Pour conclure, je souhaite faire un dernier constat, mais non des moindres : cette recherche permet de désessentialiser la maternité, ainsi que les compétences qui lui sont liées. En effet, si l’analyse du récit a pour fil conducteur la maternité à distance, elle permet aussi de questionner la maternité de manière plus générale et, dans une certaine mesure, de la dénaturaliser. En effet, comme évoqué précédemment, certaines femmes sont prêtes à renoncer à la maternité au profit de leur autonomie. Cela va donc à l’encontre de l’idée socialement véhiculée qui considère la maternité comme l’accomplissement ultime et naturel dans la vie d’une femme. De ce fait, certaines femmes, tout comme Isabel, doivent en redéfinir les normes afin d’en inventer une nouvelle forme, ce qui leur permet malgré tout de se vivre en tant que mères. En définitive, la force de ce travail réside dans le fait qu’il montre qu’il est possible de vivre sa maternité à distance et qu’il existe d’autres formes de maternité ne correspondant forcément pas à la vision idéalisée et socialement admise.

4.2 Perspectives proposées

 

Si la subjectivité du récit de vie fait sa richesse et sa force, elle pourrait également être vue comme sa limite. Cependant, cette subjectivité est ce qui, par l’analyse, permet d’atteindre une généralité. Ferrarotti dit d’ailleurs : « Chaque narration autobiographique raconte, selon une coupe horizontale ou verticale, une pratique humaine. Or si “l’essence de l’homme (…) est dans la réalité, l’ensemble des rapports sociaux“ (Marx, VIe Thèse sur Feuerbach), toute pratique individuelle humaine est une activité synthétique, une totalisation active de tout le contexte social» (Ferrarotti, 2013, p. 52).

Concernant les perspectives de cette recherche, Bertaux affirme : « En mettant en rapport plusieurs témoignages sur l’expérience vécue d’une même situation sociale, par exemple, on pourra dépasser leurs singularités pour atteindre, par construction progressive, une représentation sociologique des composantes sociales (collectives) de la situation » (Bertaux, 1980, p. 36). Cette multiplicité des points de vue pourrait être explorée dans la continuité de ce travail, tout comme la possibilité de pouvoir interroger la fille d’Isabel. En effet, il serait très intéressant de savoir quel est son vécu émotionnel à elle et comment elle a géré cette relation à distance avec sa mère. Dans le même ordre d’idée, il aurait également été intéressant de connaître le point de vue des parents d’Isabel ainsi que celui de son mari.

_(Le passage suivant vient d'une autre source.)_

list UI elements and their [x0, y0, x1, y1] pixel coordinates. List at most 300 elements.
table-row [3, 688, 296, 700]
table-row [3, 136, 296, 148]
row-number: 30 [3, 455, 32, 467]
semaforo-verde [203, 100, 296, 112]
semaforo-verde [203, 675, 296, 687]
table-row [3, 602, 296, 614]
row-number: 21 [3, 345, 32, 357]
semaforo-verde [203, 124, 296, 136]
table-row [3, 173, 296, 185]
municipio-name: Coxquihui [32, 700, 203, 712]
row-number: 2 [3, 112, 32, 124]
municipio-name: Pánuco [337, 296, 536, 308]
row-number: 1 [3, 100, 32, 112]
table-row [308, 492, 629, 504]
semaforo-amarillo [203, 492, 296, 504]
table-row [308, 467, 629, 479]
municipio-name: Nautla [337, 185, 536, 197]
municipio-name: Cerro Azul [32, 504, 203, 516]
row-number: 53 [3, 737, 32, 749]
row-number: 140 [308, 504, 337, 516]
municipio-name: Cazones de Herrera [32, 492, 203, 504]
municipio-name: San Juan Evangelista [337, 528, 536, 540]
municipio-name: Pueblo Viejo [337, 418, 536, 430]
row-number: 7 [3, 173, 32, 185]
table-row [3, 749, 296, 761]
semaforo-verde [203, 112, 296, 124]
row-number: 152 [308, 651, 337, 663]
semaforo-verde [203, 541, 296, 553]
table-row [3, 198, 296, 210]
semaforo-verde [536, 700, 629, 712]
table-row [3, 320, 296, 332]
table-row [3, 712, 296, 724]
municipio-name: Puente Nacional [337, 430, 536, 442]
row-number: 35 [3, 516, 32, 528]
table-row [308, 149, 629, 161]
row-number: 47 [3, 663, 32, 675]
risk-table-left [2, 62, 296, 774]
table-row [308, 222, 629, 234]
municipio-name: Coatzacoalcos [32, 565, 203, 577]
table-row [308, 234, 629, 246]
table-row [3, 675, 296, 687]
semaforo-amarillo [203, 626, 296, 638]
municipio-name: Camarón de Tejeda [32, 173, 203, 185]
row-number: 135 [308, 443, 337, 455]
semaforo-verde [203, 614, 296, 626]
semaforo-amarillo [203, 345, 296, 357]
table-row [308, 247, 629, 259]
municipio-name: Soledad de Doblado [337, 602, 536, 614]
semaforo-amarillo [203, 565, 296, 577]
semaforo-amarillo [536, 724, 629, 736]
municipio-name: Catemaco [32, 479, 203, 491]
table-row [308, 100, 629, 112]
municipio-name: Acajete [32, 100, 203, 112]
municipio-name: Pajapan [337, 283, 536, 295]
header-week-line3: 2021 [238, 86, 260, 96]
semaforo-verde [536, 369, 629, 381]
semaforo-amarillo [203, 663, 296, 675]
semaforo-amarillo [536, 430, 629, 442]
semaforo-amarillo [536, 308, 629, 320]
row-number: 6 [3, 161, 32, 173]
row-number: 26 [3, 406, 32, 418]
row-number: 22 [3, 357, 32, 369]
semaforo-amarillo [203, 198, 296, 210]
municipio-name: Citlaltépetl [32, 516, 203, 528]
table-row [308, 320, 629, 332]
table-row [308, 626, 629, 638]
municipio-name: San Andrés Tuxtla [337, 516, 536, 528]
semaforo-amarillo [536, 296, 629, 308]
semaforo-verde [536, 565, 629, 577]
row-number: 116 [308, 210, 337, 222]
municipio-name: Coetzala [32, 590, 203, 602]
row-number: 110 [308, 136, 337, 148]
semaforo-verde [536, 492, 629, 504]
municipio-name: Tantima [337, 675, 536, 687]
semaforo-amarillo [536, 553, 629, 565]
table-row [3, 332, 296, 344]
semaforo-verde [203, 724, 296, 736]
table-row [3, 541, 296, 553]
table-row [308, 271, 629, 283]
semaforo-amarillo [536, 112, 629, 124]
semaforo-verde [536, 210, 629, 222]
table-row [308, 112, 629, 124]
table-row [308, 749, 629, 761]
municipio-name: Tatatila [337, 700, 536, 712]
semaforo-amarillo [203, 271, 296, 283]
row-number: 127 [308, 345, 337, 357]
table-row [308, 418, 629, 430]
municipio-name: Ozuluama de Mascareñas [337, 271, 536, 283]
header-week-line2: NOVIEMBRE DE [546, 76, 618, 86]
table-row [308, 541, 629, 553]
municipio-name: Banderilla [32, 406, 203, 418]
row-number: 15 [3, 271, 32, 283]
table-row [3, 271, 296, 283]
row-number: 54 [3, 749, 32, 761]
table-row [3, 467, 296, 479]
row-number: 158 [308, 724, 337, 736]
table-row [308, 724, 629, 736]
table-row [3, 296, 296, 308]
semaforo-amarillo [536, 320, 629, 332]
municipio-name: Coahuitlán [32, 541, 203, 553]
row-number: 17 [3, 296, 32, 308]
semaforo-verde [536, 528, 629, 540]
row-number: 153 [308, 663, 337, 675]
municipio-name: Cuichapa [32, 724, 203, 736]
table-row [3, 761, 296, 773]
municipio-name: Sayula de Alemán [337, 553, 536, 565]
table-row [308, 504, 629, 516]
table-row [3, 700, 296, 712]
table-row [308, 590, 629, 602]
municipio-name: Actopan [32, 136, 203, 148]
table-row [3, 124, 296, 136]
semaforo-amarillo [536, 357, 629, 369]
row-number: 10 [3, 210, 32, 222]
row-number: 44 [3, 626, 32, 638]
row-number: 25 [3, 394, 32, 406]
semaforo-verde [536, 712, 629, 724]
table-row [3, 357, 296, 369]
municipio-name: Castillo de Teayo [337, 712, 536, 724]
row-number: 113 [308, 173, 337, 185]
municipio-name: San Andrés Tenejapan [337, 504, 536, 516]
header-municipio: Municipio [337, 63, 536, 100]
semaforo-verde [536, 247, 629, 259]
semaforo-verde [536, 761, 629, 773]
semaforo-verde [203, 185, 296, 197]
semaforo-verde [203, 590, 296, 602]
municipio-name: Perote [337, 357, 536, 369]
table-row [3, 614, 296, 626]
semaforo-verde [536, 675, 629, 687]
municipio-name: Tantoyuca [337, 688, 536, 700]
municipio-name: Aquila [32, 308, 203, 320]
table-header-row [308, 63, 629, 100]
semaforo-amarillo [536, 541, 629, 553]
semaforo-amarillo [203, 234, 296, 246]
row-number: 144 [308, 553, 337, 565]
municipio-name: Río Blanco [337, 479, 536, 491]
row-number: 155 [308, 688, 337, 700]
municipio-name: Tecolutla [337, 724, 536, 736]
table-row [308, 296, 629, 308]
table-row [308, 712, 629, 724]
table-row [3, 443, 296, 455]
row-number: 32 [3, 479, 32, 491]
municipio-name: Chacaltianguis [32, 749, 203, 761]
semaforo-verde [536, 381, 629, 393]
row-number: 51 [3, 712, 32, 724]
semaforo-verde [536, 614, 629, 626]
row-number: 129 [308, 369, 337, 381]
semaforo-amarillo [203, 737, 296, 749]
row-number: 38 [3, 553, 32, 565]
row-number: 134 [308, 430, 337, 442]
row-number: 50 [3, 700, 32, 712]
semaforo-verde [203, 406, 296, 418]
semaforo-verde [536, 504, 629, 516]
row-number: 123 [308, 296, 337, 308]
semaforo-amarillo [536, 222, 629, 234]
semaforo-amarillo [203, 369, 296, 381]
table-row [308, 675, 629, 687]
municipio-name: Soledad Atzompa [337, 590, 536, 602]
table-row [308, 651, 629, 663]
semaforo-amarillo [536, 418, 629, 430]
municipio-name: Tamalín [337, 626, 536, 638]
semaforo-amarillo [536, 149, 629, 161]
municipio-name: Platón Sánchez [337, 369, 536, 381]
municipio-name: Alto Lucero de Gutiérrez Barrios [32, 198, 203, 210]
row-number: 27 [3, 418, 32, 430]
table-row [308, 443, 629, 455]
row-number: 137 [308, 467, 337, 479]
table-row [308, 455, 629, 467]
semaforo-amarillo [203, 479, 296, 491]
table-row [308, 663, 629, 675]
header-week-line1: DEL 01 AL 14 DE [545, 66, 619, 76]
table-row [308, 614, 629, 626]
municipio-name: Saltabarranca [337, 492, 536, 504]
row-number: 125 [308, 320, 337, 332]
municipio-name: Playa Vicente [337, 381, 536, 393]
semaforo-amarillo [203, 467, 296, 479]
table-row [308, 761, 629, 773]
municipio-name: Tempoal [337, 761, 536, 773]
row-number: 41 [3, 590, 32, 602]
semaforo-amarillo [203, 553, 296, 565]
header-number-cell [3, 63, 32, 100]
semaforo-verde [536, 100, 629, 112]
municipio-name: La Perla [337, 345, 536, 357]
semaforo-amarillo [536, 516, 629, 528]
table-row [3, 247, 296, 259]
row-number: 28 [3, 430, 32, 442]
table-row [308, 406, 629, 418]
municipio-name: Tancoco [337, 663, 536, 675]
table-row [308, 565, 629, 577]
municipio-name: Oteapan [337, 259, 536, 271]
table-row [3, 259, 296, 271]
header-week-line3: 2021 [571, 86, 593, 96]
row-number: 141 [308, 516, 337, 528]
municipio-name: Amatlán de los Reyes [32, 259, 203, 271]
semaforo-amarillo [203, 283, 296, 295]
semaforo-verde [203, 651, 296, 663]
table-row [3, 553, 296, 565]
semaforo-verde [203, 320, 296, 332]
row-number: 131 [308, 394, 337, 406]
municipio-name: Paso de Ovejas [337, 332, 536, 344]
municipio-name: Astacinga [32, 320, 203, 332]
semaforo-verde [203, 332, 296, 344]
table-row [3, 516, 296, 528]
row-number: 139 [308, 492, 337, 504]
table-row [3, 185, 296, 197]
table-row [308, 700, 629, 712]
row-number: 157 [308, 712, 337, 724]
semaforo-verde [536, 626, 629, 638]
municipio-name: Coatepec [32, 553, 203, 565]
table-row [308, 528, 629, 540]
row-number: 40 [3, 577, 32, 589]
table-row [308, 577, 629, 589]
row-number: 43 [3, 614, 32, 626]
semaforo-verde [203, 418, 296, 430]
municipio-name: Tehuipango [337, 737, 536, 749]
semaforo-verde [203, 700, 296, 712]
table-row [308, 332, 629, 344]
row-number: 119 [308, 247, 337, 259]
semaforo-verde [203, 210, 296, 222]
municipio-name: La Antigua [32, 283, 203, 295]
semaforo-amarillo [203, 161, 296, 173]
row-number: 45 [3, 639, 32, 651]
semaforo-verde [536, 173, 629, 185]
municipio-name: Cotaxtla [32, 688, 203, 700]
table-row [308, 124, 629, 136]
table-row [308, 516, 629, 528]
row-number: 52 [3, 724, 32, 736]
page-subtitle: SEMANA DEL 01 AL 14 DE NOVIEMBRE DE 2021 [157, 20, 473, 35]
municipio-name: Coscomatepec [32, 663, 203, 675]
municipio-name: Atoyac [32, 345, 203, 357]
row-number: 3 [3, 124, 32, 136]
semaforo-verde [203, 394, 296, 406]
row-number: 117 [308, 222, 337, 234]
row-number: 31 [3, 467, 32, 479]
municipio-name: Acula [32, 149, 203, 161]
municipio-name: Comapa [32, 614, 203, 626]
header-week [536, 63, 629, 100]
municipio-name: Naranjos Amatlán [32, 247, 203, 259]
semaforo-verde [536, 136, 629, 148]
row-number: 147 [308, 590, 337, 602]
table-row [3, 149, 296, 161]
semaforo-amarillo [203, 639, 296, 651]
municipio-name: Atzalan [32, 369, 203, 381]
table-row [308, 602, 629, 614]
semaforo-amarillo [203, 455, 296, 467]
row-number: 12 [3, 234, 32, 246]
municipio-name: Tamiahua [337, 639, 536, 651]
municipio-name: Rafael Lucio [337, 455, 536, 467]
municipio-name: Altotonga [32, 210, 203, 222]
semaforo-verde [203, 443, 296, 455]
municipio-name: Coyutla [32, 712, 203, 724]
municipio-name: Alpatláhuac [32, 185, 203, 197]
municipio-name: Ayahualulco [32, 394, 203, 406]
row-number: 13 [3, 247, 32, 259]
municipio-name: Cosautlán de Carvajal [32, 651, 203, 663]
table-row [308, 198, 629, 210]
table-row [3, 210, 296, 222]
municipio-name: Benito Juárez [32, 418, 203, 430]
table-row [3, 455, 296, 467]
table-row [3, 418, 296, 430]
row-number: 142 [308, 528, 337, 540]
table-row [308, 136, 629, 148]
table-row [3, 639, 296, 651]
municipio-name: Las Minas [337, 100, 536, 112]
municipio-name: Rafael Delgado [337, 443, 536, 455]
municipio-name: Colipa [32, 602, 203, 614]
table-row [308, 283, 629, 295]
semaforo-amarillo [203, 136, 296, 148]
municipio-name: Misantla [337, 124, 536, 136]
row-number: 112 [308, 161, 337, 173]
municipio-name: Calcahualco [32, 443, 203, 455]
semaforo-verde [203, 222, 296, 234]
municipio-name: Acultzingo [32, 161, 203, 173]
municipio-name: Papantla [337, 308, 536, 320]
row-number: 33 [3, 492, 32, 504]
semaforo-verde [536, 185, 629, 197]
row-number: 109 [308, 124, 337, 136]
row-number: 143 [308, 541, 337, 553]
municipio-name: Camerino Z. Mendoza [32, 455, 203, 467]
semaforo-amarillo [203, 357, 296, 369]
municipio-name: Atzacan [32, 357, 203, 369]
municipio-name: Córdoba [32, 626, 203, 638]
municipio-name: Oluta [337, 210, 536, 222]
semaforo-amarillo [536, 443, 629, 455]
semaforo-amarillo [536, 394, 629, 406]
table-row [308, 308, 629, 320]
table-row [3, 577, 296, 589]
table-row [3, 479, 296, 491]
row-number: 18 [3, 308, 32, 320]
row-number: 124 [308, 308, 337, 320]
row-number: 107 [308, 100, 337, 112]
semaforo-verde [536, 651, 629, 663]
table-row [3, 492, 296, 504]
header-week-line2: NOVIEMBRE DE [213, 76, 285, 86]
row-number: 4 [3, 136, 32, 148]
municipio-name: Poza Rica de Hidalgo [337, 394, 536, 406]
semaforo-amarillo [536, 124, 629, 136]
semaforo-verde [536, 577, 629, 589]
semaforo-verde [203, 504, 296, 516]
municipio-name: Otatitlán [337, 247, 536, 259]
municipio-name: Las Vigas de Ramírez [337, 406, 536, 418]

Toujours selon cette perspective, il pourrait être intéressant d’interroger d’autres femmes migrantes vivant leur maternité à distance.

Par ailleurs, ma démarche pourrait s’appliquer à d’autres formes de maternité à distance dans des contextes tels que le milieu carcéral ou le placement d’enfant par exemple, ceci afin de découvrir à quels enjeux sont confrontées ces mères.